For the record, the main greenhouse gas, carbon dioxide, is not a harmful pollutant, as Phillips claimed. As the science books they use in elementary schools explain, all green plants absorb carbon dioxide and release oxygen into the atmosphere. Far from being dangerous, carbon dioxide is necessary for life to exist.

catastrophe050201FNC was the only network to offer balanced coverage of these claims. Special Report anchor Brit Hume was alone in mentioning a Boston Globe item about the graduate class at Columbia Journalism School being taught by former Vice President Al Gore. Hume reported that Gore "suggested that they [the students] should ignore the views of scientists who have questioned the dire global warming forecasts which, Gore says, have been accepted, quote, ‘by the vast majority of the world’s scientists.’... Students said after the class that Gore had suggested it was a cop-out for journalists to include such skeptical views in their coverage of global warming." (With Real Video)

Presumably, most network reporters have not had the benefit of Gore’s tutoring, but their one-sided coverage seems to indicate that they nonetheless agree with the former Vice President.
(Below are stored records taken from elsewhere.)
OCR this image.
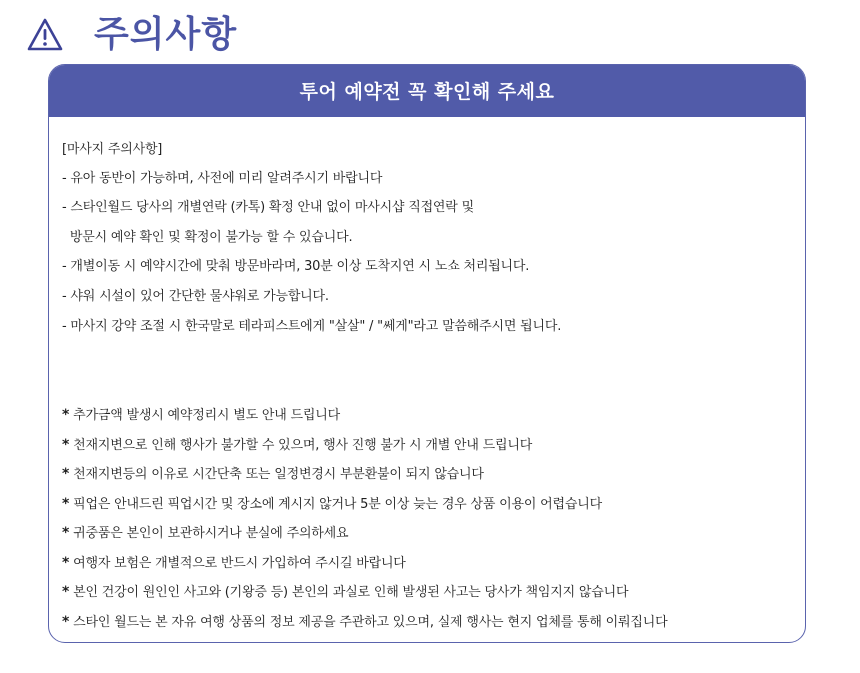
주의사항
투어 예약전 꼭 확인해 주세요
[마사지 주의사항]
- 유아 동반이 가능하며, 사전에 미리 알려주시기 바랍니다
- 스타인월드 당사의 개별연락 (카톡) 확정 안내 없이 마사시샵 직접연락 및
방문시 예약 확인 및 확정이 불가능 할 수 있습니다.
- 개별이동 시 예약시간에 맞춰 방문바라며, 30분 이상 도착지연 시 노쇼 처리됩니다.
- 샤워 시설이 있어 간단한 물샤워로 가능합니다.
- 마사지 강약 조절 시 한국말로 테라피스트에게 "살살" / "쎄게"라고 말씀해주시면 됩니다.
* 추가금액 발생시 예약정리시 별도 안내 드립니다
* 천재지변으로 인해 행사가 불가할 수 있으며, 행사 진행 불가 시 개별 안내 드립니다
* 천재지변등의 이유로 시간단축 또는 일정변경시 부분환불이 되지 않습니다
* 픽업은 안내드린 픽업시간 및 장소에 계시지 않거나 5분 이상 늦는 경우 상품 이용이 어렵습니다
* 귀중품은 본인이 보관하시거나 분실에 주의하세요
* 여행자 보험은 개별적으로 반드시 가입하여 주시길 바랍니다
* 본인 건강이 원인인 사고와 (기왕증 등) 본인의 과실로 인해 발생된 사고는 당사가 책임지지 않습니다
* 스타인 월드는 본 자유 여행 상품의 정보 제공을 주관하고 있으며, 실제 행사는 현지 업체를 통해 이뤄집니다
In contrast to much of the media’s unanimity, many thousands of scientists reject the view that severe global warming is a settled fact and that immediate changes are needed to end mankind’s destructive influence on the environment. The state climatologist of Oregon, George Taylor, publicly wrote about his increasing doubts about the need for strict new regulations. His comments were posted on the January 14, 2000 edition of junkscience.com:

Ten years ago, I believed the [climate] modelers that global warming was a serious problem that needed attention and intervention. As I studied the issue year by year, I became less and less convinced that the "problem" was truly serious. My current bottom line: while human activities doubtless influence climate (on a local, regional, and even a global scale), the human-induced climate change from expected increases in greenhouse gases will be a rather small fraction of the natural variations. I don’t foresee global warming causing big problems. I believe if we controlled every molecule of human emissions we would still see substantial climate change, just as we always have.

Since the Kyoto treaty was signed in December 1997, more than 17,000 scientists — including more than 2,600 physicists, geophysicists, climatologists, meteorologists, oceanographers and environmental scientists — signed a petition stating that there "is no convincing scientific evidence that human release of carbon dioxide, methane, or other greenhouse gases is causing, or will, in the foreseeable future, cause catastrophic heating of the Earth’s atmosphere and disruption of the Earth’s climate." But not one of these scientists was ever shown on ABC, CBS, CNN or NBC, which instead led audiences to believe that the scientific debate about the causes and extent of global warming was over.